Solution Structure of Kurtoxin: A Gating Modifier Selective for Cav3 Voltage-Gated Ca2+ Channels

Abstract

Kurtoxin is a 63-amino acid polypeptide isolated from the venom of the South African scorpion Parabuthus transvaalicus. It is the first and only peptide ligand known to interact with Cav3 (T-type) voltage-gated Ca2+ channels with high affinity and to modify the voltage-dependent gating of these channels. Here we describe the nuclear magnetic resonance (NMR) solution structure of kurtoxin determined using two- and three-dimensional NMR spectroscopy with dynamical simulated annealing calculations.
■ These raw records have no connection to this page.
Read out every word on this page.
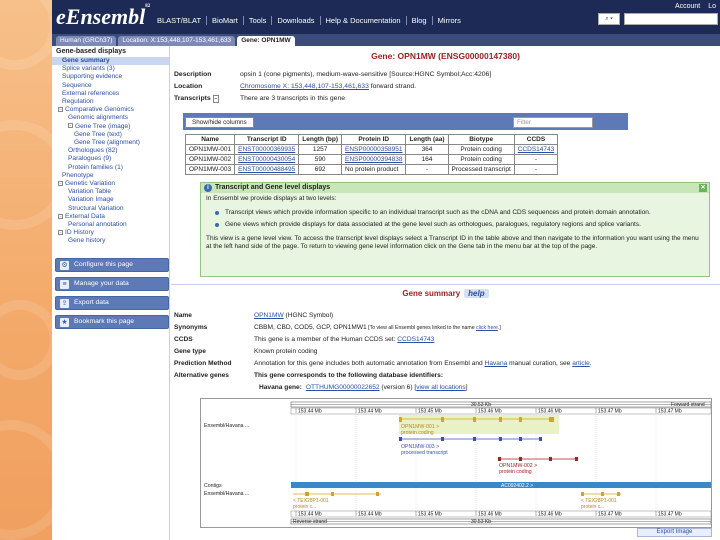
eEnsembl$^{82}$
BLAST/BLAT	BioMart	Tools	Downloads	Help & Documentation	Blog	Mirrors
Account Lo
⌕ ▾
Human (GRCh37)	Location: X:153,448,107-153,461,633	Gene: OPN1MW
Gene-based displays
Gene summary
Splice variants (3)
Supporting evidence
Sequence
External references
Regulation
− Comparative Genomics
Genomic alignments
− Gene Tree (image)
Gene Tree (text)
Gene Tree (alignment)
Orthologues (82)
Paralogues (9)
Protein families (1)
Phenotype
− Genetic Variation
Variation Table
Variation Image
Structural Variation
− External Data
Personal annotation
− ID History
Gene history
⚙ Configure this page
≡	Manage your data
⇪ Export data
★ Bookmark this page
Gene: OPN1MW (ENSG00000147380)
Description	opsin 1 (cone pigments), medium-wave-sensitive [Source:HGNC Symbol;Acc:4206]
Location	Chromosome X: 153,448,107-153,461,633 forward strand.
Transcripts −	There are 3 transcripts in this gene
Show/hide columns	Filter
Name	Transcript ID	Length (bp)	Protein ID	Length (aa)	Biotype	CCDS
OPN1MW-001	ENST00000369935	1257	ENSP00000358951	364	Protein coding	CCDS14743
OPN1MW-002	ENST00000430054	590	ENSP00000394838	164	Protein coding	-
OPN1MW-003	ENST00000488495	692	No protein product	-	Processed transcript	-
i Transcript and Gene level displays	✕

In Ensembl we provide displays at two levels:

Transcript views which provide information specific to an individual transcript such as the cDNA and CDS sequences and protein domain annotation.
Gene views which provide displays for data associated at the gene level such as orthologues, paralogues, regulatory regions and splice variants.

This view is a gene level view. To access the transcript level displays select a Transcript ID in the table above and then navigate to the information you want using the menu at the left hand side of the page. To return to viewing gene level information click on the Gene tab in the menu bar at the top of the page.

Gene summary help
Name	OPN1MW (HGNC Symbol)
Synonyms	CBBM, CBD, COD5, GCP, OPN1MW1 [To view all Ensembl genes linked to the name click here.]
CCDS	This gene is a member of the Human CCDS set: CCDS14743
Gene type	Known protein coding
Prediction Method	Annotation for this gene includes both automatic annotation from Ensembl and Havana manual curation, see article.
Alternative genes	This gene corresponds to the following database identifiers:
Havana gene: OTTHUMG00000022652 (version 6) [view all locations]
30.53 Kb	Forward strand
153.44 Mb	153.44 Mb	153.45 Mb	153.46 Mb	153.46 Mb	153.47 Mb	153.47 Mb
Ensembl/Havana ...
Contigs
Ensembl/Havana ...
OPN1MW-001 >
protein coding
OPN1MW-003 >
processed transcript
OPN1MW-002 >
protein coding
AC092402.2 >
< TEX28P1-001
protein c...
< TEX28P1-001
protein c...
153.44 Mb	153.44 Mb	153.45 Mb	153.46 Mb	153.46 Mb	153.47 Mb	153.47 Mb
Reverse strand	30.53 Kb
Export Image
The molecular structure of the toxin was highly similar to those of scorpion alpha-toxins and contained an alpha-helix, three beta-strands, and several turns stabilized by four disulfide bonds. This so-called "cysteine-stabilized alpha-helix and beta-sheet (CS alpha beta)" motif is found in a number of functionally varied small proteins. A detailed comparison of the backbone structure of kurtoxin with those of the scorpion a-toxins revealed that three regions [first long loop (Asp(8)-Ile(15)), beta-hairpin loop (Gly(39)-Leu(42)), and C-terminal segment (Arg(57)-Ala(63))] in kurtoxin significantly differ from the corresponding regions in scorpion alpha-toxins, suggesting that these regions may be important for interacting with Cav3 (T-type) Ca2+ channels. In addition, the surface profile of kurtoxin shows a larger and more focused electropositive patch along with a larger hydrophobic surface compared to those seen on scorpion alpha-toxins. These distinct surface properties of kurtoxin could explain its binding to Cav3 (T-type) voltage-gated Ca2+ channels.